Peter Stothard reviewed the same book last month for the Wall Street Journal (subscription required), writing

“Thucydides: An Introduction for the Common Reader” is a useful book. Yet as Mr. Zagorin himself recognizes, a great historian claimed by so many generals and politicians in so many struggles over so many years cannot always be understood through the minds of others. Mr. Zagorin calls for his own readers to become readers of Thucydides and to judge for themselves whether, for example, the Peloponnesian War was truly inevitable or might have been avoided by better diplomacy.

Oh, for a few more hours in the day . . .

Somebody stole their architecture

No, not the gazebo in the back yard.

There are two writers suing Dan Brown, author of The Da Vinci Code. Their names are Michael Baigent and Richard Leigh, and they have a book, too: The Holy Blood and the Holy Grail. It was published in 1982. I have a hunch it hasn’t sold as many copies as TDVC.

Whether they feel their sorry sales numbers are an outrage is hard to say (ha ha ha) but oh, are they pissed that Brown used their “architecture.” As explained by the New York Times (registration required), Baigent, Leigh and a third author (who declined to participate in the suit)

spent five years, from 1976 to 1981, researching the book . . . before arriving at what they call the “central architecture” of their argument. It is this architecture — the trajectory of the case they make in “The Holy Blood and the Holy Grail” — that they say Mr. Brown appropriated, rather than individual words or passages.

So. He hasn’t plagiarized — not in the way we usually think of plagiarizing. What he’s done is to re-use some elements of a story that they told in their book over two decades ago (adding, btw, a lot of his own invention in the retelling).

And he was either luckier, or cleverer, or a better story teller than they were, and consequently, his book was a blockbuster.

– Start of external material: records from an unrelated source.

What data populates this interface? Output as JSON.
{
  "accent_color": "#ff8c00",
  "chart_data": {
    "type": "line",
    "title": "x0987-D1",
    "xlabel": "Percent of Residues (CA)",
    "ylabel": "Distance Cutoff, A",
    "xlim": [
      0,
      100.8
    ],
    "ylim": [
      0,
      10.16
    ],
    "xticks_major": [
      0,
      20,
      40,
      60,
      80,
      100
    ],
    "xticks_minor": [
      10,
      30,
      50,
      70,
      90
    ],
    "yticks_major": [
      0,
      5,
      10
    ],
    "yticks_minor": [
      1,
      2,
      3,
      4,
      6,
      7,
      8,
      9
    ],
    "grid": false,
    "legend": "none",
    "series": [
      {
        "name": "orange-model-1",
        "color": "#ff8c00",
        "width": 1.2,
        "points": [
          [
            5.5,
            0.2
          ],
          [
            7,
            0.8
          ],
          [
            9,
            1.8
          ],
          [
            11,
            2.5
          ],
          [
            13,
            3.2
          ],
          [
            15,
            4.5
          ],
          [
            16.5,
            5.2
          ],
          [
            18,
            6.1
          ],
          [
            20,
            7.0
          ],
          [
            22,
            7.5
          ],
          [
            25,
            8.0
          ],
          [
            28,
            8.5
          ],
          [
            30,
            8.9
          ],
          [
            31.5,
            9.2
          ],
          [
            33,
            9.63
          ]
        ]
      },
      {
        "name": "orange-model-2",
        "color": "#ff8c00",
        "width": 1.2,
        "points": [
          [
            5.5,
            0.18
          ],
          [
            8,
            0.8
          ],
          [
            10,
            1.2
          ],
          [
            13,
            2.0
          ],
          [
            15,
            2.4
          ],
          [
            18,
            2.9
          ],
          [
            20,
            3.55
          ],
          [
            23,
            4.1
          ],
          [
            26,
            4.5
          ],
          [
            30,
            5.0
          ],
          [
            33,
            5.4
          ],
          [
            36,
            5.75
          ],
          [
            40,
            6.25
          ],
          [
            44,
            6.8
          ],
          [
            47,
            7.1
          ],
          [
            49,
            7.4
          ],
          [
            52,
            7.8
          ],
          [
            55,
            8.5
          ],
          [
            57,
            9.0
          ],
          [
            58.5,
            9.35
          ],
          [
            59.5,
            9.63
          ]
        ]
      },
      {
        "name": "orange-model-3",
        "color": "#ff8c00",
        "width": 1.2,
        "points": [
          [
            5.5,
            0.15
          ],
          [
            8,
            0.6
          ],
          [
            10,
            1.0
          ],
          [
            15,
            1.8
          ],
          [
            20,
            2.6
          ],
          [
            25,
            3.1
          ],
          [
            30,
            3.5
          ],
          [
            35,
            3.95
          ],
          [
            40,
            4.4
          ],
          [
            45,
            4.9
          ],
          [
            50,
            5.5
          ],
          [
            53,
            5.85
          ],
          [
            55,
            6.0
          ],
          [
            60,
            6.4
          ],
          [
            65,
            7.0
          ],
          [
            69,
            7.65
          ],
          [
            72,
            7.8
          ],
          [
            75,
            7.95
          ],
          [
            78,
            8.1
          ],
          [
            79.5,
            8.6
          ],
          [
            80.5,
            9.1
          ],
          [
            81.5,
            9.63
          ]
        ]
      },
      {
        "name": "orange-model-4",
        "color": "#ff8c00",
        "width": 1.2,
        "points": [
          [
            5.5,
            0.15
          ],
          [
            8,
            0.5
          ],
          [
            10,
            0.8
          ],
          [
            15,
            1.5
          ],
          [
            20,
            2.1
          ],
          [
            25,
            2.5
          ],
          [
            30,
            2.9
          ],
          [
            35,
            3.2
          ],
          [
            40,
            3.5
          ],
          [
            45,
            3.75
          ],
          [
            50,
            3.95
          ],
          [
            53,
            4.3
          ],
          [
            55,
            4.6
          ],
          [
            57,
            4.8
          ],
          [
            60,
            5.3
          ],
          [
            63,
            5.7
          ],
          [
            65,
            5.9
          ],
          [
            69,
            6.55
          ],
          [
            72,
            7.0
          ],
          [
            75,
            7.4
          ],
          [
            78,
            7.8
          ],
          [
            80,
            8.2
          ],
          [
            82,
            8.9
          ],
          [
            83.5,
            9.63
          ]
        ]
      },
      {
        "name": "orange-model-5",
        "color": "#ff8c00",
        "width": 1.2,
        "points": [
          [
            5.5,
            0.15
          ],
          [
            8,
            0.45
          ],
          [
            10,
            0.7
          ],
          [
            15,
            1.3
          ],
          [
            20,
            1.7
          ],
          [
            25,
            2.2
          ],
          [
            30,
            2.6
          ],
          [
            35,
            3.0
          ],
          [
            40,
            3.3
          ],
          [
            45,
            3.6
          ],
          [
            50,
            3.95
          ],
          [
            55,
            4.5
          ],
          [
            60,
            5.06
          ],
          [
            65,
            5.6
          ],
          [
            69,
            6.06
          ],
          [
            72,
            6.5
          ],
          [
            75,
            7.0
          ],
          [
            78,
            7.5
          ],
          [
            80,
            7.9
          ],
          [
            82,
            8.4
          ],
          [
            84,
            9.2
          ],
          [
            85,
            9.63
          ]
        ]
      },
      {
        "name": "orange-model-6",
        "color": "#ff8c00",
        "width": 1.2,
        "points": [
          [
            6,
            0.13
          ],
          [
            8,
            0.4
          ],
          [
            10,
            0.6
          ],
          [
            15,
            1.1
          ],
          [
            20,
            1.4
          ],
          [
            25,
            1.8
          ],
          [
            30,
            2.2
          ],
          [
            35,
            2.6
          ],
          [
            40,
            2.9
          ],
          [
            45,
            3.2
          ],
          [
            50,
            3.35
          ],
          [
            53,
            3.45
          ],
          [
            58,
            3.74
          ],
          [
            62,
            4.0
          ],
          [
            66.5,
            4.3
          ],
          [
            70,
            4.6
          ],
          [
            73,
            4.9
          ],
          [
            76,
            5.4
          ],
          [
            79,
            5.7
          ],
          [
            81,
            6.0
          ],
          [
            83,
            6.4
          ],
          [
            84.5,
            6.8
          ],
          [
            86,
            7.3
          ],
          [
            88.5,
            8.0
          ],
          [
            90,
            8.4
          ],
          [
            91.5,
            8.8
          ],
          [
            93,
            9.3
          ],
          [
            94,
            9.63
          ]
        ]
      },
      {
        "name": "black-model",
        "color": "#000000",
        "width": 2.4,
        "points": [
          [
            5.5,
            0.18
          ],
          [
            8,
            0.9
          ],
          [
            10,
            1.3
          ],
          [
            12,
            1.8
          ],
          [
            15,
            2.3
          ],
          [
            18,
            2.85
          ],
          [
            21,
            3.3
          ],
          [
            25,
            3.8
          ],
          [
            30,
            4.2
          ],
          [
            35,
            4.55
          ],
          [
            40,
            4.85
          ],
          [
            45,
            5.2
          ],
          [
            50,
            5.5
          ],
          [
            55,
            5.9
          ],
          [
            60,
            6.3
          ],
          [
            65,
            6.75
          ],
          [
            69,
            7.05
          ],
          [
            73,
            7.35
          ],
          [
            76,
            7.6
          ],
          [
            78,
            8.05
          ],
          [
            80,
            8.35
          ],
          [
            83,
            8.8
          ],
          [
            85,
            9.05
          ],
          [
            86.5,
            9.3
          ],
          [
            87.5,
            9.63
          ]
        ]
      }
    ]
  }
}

It will be interesting to see how this turns out . . .

UPDATE: I’ve posted more here.

Extinctions of Yore

Well, the Permian extinction of yore. If you can’t recall it, that’s perhaps because it happened 250 million years ago, and you’re not a geologist, or both.

There’s a book on it out, now: Extinction, by Douglas H. Erwin, a Smithsonian paleobiologist. It’s been reviewed here in a Washington Post piece by Joshua Foer.